Criador de personagens marcantes da cultura pop, como Rê Bordosa, Doy Jorge e Bob Cuspe, foi o próprio cartunista, segundo informou o IMS, quem iniciou o processo de cessão do seu acervo, mas há cerca de quatro anos Angeli recebeu o diagnóstico de uma doença neurodegenerativa que o impediu de seguir produzindo. Ele tem 67 anos. O IMS divulgou, e publicamos a seguir, uma pequena biografia do cartunista, que formou, com Laerte, Glauco e Adão Iturrusgarai, a inesquecível brigada de cartunistas batizada de Los Três Amigos (que eram quatro, na verdade, como os mosqueteiros de Dumas). “O trabalho do Angeli é fortemente influenciador de comportamentos, ideias, atitudes e ações. É muito comum as pessoas dizerem o quanto as histórias do Angeli fizeram parte da sua formação em épocas como a adolescência e a juventude. Isso tudo é de uma importância absurda. É muito legal saber que o IMS vai poder ser o pivô dessa movimentação de recolocar esse material todo em circulação”, declarou a cartunista Laerte.
MINIBIO DE ANGELI PELO IMS
Arnaldo Angeli Filho nasceu em 31 de agosto de 1956 na Casa Verde, bairro na Zona Norte de São Paulo, numa família de imigrantes italianos. O pai era funileiro, e a mãe, costureira. Depois de repetir três vezes a quinta série e ser expulso do colégio, aproximou-se do rock e da cultura underground. Aos 14 anos, emplacou um desenho na extinta revista Senhor, publicação que foi um marco no jornalismo cultural brasileiro.
Em 1973, fez sua primeira colaboração para o jornal Folha de S.Paulo. A chargista Hilde Weber, alemã radicada no Brasil e que trabalhava em O Estado de S. Paulo, recomendou-o ao ex-marido, o jornalista Claudio Abramo, então editor da Folha. Dois anos depois, seria contratado para uma prolífera parceria de quase cinco décadas. No jornal, construiu uma carreira brilhante, publicando simultaneamente charges políticas e a tira Chiclete com Banana, onde surgiram personagens icônicos, como Rê Bordosa e Bob Cuspe. Chiclete com Banana se tornaria revista independente em 1985, chegando a atingir tiragem de 110 mil exemplares. Nela foi lançado o projeto Los Tres Amigos, realizado em parceria com Laerte e Glauco, também cartunistas.

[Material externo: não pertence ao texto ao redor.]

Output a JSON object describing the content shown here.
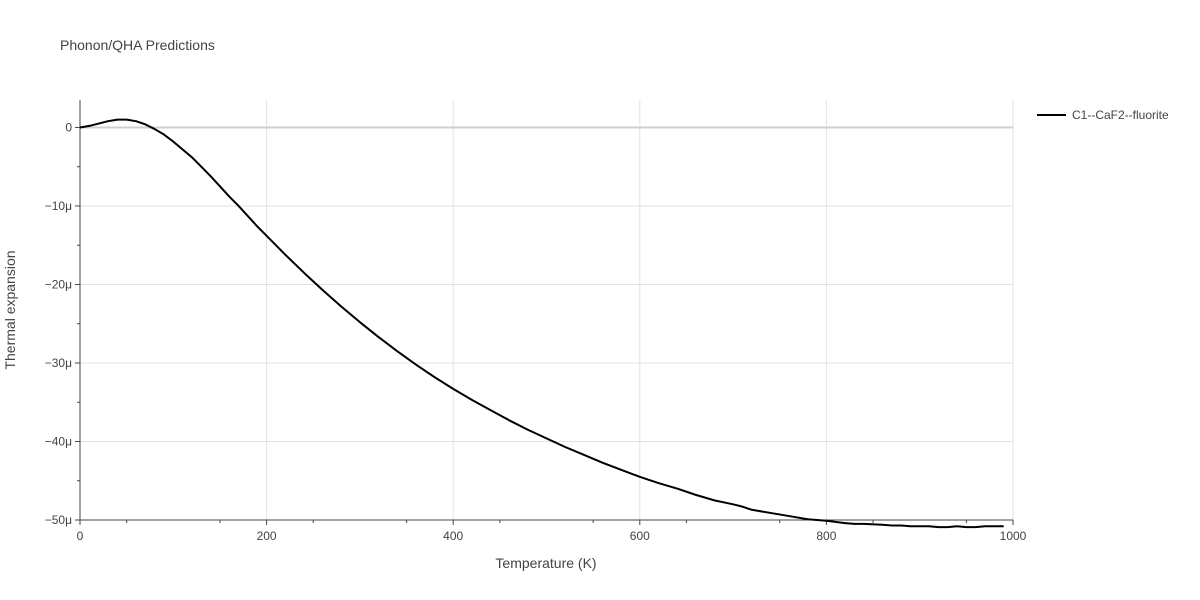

Desenhista compulsivo, os dois fechamentos diários em jornal nunca foram um problema para ele. “A prancheta é a minha casa”, afirma num dos vídeos produzidos para a Ocupação Angeli, realizada em 2012 no Itaú Cultural, em São Paulo. “Eu não consigo dormir. Eu não consigo ficar muito tempo longe dela. E isso é meio doente mesmo. Eu até almoço e janto em cima da prancheta. Eu preciso da minha prancheta. Eu não consigo tirar férias porque não posso levar minha prancheta.”
A obra de Angeli foi celebrada em diversas plataformas. Além da Ocupação Itaú, em 2012, em 2023 foi homenageado na Cartoon Xira, em Portugal, com a exposição individual 50 anos de humor. Três coletâneas de tirinhas foram lançadas pela editora Companhia das Letras: Toda Rê Bordosa (2012), Todo Bob Cuspe (2015) e Todo Wood & Stock (2020). No audiovisual, o cineasta Cesar Cabral dirigiu o curta Dossiê Rê Bordosa (2008), a série Angeli The Killer, com duas temporadas, e o longa-metragem Bob Cuspe — Nós não gostamos de gente (2021) — este premiado em 2022como melhor animação em longa-metragem no Grande Prêmio do Cinema Brasileiro. O próprio Angeli é retratado no curta documental Angeli 24 horas (2010), de Beth Formaggini. No teatro, o grupo paulistano Parlapatões estreou em 2013 o espetáculo Parlapatões revistam Angeli, texto de Hugo Possolo e Angeli baseado na obra do cartunista, com trilha sonora de Branco Mello. Em abril de 2022, aos 65 anos, Angeli anunciou sua aposentadoria por problemas de saúde.